The Northern City Affordable Housing Coalition wants to build a 20-unit facility to help the Yukon’s hardcore homeless alcoholics with the aid of federal housing money that’s being administered by the territory.
The coalition withdrew from talks with the government this autumn after six months of silence from officials. Now those officials are willing to talk again, Health Minister Doug Graham told the legislature on Dec.15.
“I believe we already have a set appointment to meet with the Northern City Supportive Housing Coalition and go over some of the problems,” he said.
Talks are set for this week.
The coalition proposal is a controversial one. They want to give Whitehorse’s hardest to house a place to live – and to drink.
Called Housing First, it challenges the conventional wisdom that many homeless people choose to sleep on the street, and that quitting drinking is primarily a matter of willpower.

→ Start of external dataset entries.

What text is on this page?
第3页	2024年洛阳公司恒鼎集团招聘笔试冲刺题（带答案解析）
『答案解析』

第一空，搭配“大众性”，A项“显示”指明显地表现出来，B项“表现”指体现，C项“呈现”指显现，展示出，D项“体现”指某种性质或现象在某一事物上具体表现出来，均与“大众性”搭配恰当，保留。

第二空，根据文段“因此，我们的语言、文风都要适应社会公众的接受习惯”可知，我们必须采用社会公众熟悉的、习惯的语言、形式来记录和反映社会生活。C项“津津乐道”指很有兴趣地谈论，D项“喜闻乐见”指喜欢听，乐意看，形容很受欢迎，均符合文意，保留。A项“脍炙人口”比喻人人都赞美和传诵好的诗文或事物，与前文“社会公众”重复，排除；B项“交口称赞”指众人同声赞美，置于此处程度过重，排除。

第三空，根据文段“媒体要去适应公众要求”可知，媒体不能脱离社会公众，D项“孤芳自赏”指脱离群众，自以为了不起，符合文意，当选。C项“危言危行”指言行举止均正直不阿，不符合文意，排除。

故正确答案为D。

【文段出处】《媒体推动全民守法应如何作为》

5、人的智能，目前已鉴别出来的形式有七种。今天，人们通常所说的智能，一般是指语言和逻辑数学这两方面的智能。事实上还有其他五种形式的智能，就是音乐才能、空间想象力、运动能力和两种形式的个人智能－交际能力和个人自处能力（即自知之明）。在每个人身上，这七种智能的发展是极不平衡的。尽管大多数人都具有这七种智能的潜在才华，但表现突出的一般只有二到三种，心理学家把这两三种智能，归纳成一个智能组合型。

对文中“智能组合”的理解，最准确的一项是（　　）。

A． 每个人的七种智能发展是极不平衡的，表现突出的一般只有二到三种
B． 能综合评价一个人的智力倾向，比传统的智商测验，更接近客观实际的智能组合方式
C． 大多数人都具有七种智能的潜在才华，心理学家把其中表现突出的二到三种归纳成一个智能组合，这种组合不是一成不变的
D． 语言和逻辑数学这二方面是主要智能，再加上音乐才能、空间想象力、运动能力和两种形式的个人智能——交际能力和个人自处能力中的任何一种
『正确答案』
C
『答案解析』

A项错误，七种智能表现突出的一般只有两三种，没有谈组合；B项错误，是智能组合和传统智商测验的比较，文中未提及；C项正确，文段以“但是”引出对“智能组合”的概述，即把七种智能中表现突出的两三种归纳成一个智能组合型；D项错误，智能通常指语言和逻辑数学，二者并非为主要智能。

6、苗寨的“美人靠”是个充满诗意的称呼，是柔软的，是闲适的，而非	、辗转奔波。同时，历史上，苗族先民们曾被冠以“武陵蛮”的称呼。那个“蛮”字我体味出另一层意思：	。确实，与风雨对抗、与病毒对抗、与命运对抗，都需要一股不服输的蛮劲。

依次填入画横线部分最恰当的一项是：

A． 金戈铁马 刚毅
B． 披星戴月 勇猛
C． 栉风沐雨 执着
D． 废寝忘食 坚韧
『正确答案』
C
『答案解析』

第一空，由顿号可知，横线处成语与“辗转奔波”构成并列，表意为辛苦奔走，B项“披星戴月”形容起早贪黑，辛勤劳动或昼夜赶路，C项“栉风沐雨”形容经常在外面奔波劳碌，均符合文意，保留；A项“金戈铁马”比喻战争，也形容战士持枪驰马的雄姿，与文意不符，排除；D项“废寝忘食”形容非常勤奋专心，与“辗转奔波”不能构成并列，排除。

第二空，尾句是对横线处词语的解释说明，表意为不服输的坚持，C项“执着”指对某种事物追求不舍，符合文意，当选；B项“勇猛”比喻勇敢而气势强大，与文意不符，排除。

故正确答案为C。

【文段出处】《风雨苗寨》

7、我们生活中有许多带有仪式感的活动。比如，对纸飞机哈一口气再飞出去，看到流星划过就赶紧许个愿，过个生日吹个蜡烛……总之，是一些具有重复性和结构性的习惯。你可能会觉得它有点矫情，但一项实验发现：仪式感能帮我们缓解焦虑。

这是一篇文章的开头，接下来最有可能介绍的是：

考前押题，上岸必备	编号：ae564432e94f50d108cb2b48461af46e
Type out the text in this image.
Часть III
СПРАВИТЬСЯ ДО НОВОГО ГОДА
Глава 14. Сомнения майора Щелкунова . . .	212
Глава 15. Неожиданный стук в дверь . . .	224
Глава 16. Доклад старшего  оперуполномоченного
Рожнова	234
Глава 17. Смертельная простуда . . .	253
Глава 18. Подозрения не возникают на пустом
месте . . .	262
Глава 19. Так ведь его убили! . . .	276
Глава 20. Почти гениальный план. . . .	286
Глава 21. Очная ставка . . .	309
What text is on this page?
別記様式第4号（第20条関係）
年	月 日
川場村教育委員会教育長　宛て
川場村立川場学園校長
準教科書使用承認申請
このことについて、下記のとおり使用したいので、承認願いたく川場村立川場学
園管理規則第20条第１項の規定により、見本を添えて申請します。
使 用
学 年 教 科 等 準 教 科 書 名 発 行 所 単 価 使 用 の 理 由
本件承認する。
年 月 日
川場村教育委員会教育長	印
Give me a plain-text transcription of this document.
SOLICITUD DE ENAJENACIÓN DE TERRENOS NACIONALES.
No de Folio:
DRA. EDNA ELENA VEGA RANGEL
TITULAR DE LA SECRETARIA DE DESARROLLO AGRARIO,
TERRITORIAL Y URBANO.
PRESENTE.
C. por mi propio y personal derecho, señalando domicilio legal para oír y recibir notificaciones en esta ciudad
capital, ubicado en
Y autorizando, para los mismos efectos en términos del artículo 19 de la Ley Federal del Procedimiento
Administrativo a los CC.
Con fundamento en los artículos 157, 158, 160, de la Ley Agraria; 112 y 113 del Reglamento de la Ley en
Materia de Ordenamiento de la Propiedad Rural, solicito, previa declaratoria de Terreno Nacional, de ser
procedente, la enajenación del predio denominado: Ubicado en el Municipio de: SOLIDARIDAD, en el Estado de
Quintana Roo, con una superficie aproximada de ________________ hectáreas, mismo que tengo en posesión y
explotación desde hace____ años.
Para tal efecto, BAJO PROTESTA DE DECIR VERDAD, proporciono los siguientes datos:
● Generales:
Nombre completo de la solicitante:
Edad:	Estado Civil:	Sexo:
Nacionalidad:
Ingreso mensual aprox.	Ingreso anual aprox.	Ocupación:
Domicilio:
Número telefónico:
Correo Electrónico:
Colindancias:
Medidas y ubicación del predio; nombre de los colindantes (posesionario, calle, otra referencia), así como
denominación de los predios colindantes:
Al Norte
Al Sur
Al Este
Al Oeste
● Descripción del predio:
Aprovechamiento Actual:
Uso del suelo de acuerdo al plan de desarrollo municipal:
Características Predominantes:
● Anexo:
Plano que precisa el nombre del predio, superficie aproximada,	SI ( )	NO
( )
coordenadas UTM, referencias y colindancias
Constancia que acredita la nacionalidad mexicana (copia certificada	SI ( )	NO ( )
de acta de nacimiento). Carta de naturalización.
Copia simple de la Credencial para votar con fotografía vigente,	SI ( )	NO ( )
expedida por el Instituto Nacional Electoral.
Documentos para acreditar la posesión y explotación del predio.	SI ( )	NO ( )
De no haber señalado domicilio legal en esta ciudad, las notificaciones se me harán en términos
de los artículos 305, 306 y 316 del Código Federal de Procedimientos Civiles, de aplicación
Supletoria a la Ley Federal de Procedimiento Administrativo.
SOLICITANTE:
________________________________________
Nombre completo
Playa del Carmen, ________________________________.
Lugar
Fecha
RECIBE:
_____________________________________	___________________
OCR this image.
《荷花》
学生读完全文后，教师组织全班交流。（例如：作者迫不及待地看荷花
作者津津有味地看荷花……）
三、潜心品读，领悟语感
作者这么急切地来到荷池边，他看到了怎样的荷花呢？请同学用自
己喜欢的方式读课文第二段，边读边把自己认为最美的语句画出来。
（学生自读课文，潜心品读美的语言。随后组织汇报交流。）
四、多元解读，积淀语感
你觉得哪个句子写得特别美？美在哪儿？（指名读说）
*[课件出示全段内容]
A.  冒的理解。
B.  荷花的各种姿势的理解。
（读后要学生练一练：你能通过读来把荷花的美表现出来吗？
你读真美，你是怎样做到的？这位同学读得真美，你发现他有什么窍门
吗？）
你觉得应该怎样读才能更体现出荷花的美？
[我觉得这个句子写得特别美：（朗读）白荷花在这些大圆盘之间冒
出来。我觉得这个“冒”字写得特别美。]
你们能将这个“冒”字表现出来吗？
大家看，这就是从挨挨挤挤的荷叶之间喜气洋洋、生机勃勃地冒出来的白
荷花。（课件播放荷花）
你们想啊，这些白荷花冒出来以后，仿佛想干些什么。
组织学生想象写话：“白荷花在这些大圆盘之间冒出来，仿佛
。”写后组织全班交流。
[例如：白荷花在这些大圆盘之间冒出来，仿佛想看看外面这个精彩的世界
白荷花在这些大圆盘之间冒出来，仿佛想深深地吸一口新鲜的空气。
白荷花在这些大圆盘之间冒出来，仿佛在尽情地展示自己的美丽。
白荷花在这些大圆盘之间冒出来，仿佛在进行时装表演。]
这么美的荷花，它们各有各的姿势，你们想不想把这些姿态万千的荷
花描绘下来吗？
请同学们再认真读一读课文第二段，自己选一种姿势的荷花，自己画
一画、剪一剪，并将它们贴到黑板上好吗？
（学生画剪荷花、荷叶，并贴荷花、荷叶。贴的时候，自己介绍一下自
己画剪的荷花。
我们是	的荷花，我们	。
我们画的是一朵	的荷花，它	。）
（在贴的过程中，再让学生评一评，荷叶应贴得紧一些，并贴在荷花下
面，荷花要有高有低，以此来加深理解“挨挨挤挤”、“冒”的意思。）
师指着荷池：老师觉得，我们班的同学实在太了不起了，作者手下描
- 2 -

It turns out that coping with alcoholism and its attendant ills is a lot easier with a roof over your head.
In Seattle, a similar project was dubbed “Bunks for Drunks” by critics who wondered why the state should subsidize destructive behaviour.
But Seattle now estimates it saves $4 million annually by helping some of the city’s hardest-to-house clients. The coalition believes this approach would save money in Whitehorse where hardcore alcoholics also threaten to overwhelm the resources of the police, ambulances and emergency room nurses.
In 2009-10, the emergency room faced 1,744 alcohol-related admissions. That’s approximately five a day.
Just 22 clients accounted for a third of these admissions. Three people were admitted 60 times or more. That’s more than once a week.
The Yukon government has $16.5 million in federal funds earmarked for affordable housing received between 2008 and 2010 that remains unspent. The coalition hopes to see its project funded with a piece of that.
The coalition project’s total cost is expected to be $1.8 million. The housing coalition hopes to get half of that from the government.
The remainder would be leveraged from a bank once government funding is in place.
But for that to happen, the territory would also need to commit to providing the project with an annual operating grant, expected to cost nearly $500,000.